Several VisionPro tools use a proprietary form of the Random sample consensus (RANSAC) algorithm to fit some form of desirable geometry to a set of observed data in your runtime images. For example, a LineMax tool uses the algorithm to locate the road markings in a runtime image based on found edge points as shown:
For more information on the RANSAC algorithm, see:
Random Sample Consensus: A Paradigm for Model Fitting with Application to Image Analysis and Automated CryptographySee the following sections for more information:
The algorithm must differentiate betweeen inliers, which is data whose distribution can be explained by some set of model parameters, and outliers, which are data that do not fit the model. Given a set of inliers, the algorithm can estimate the geometry that optimally fits this data. The following figure shows a set of inliers and outliers for a given set of data:
The following VisionPro classes can access the adaptive RANSAC algorithm depending on how they are configured:
| Class | Description |
| CogLineMax | Returns candidate line segments that meet the requirements specified by its properties such as Polarity and CoverageThreshold. |
| Cog3DRangeImagePlaneEstimator | Find the best fitting plane to pixels in a 3D range image determined by using a region or specified 2D point locations. |
| Cog3DCircleFitterUsing3DPoints | Computes the pose of a 3D circle based on the specified 3D input points. |
| Cog3DLineFitterUsing3DPoints | Computes the pose of a 3D line based on the specified 3D input points. |
| Cog3DPlaneFitterUsing3DPoints | Computes the pose of a 3D plane based on the specified 3D input points. |
All of these classes directly or indirectly access the following properties of the Cog3DRobustFitParameters class:
DistanceTolerance: The maximum allowable distance between an inlier and the desired model the tool will return. A point is considered an outlier if its distance in client units to the model is greater than this value.

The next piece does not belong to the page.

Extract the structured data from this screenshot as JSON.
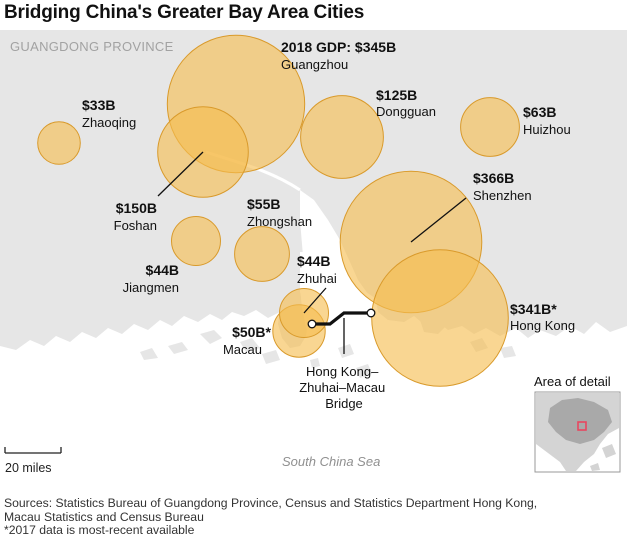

As you increase the distance tolerance, you allow the tool to consider more data points as inliers and change the location of the found model.
Assurance: The desired likelihood that the computed fit contains inliers only. The higher the value, the more likely it will be that the returned model contains only inliers.
The usage of this property varies between the CogLineMax tool and the Cog3DRangeImagePlaneEstimator tool:
For a Cog3DRangeImagePlaneEstimator tool, the default value is 1. If you configure your Cog3DRangeImagePlaneEstimator tool to use the adaptive RANSAC option (through the RobustFitTechnique option), the tool will exhaustively evaluate the inliers and outliers for every possible 3D plane, which can potentially result in very large execution times.
The legal range for the Assurance property is greater than 0 but less than or equal to 1.
For a CogLineMax tool, the default value is 0.9999, which indicates that you expect to receive an optimal result from the tool 9,999 times in 10,000, but you will accept a less than optimal result 1 time in 10,000.
The legal range for the Assurance property is greater than 0 but less than 1.
Use this property to tradeofff speed versus reliability. Reducing the value makes the tool faster but less accurate, while increasing the value makes the tool more accurate but slower. The property specifies the success rate you can settle for in order to avoid excessive execution times.
WorstCaseProportionOutliers: The worst case proportion of outliers expected in the points used for model fitting. If, for example, you expect 7 out of every 10 input points to be an outlier, then this parameter should be set to 0.7.
This property is available directly through the Cog3DRobustFitParameters class only and has no analog in the API for the CogLineMax tool.
This value must be greater than or equal to 0, and it must be less than 1.
In the adaptive RANSAC approach, the number of attempts to fit the data to a desired geometric model is computed flexibly. Given a set of data and values for DistanceTolerance, Assurance and WorstCaseProportionOutliers, the algorithm performs the following steps:
- Compute the number of attempts based on WorstCaseProportionOutliers.
- Randomly select a sample of data points from the total set, using the minimum number of points to instantiate the other parameters of this model.
- Identify all the points that are within the DistanceTolerance. These points are considered inliers.
- Set WorstCaseProportionOutliers to be the number of outliers divided by the total number of data points.
- Recompute the number of attempts based on WorstCaseProportionOutliers and Assurance.
- If the total number of attempts so far exceeds the number of attempts just computed, terminate the algorithm. Otherwise, repeat steps 2 - 6.
- Re-estimate the model using all inliers.
- Refine the model by recategorizing the data points as inliers and outliers and fitting to the inliers.
- Repeat the previous step for a maximum of three times or until the number of inliers ceases to increase.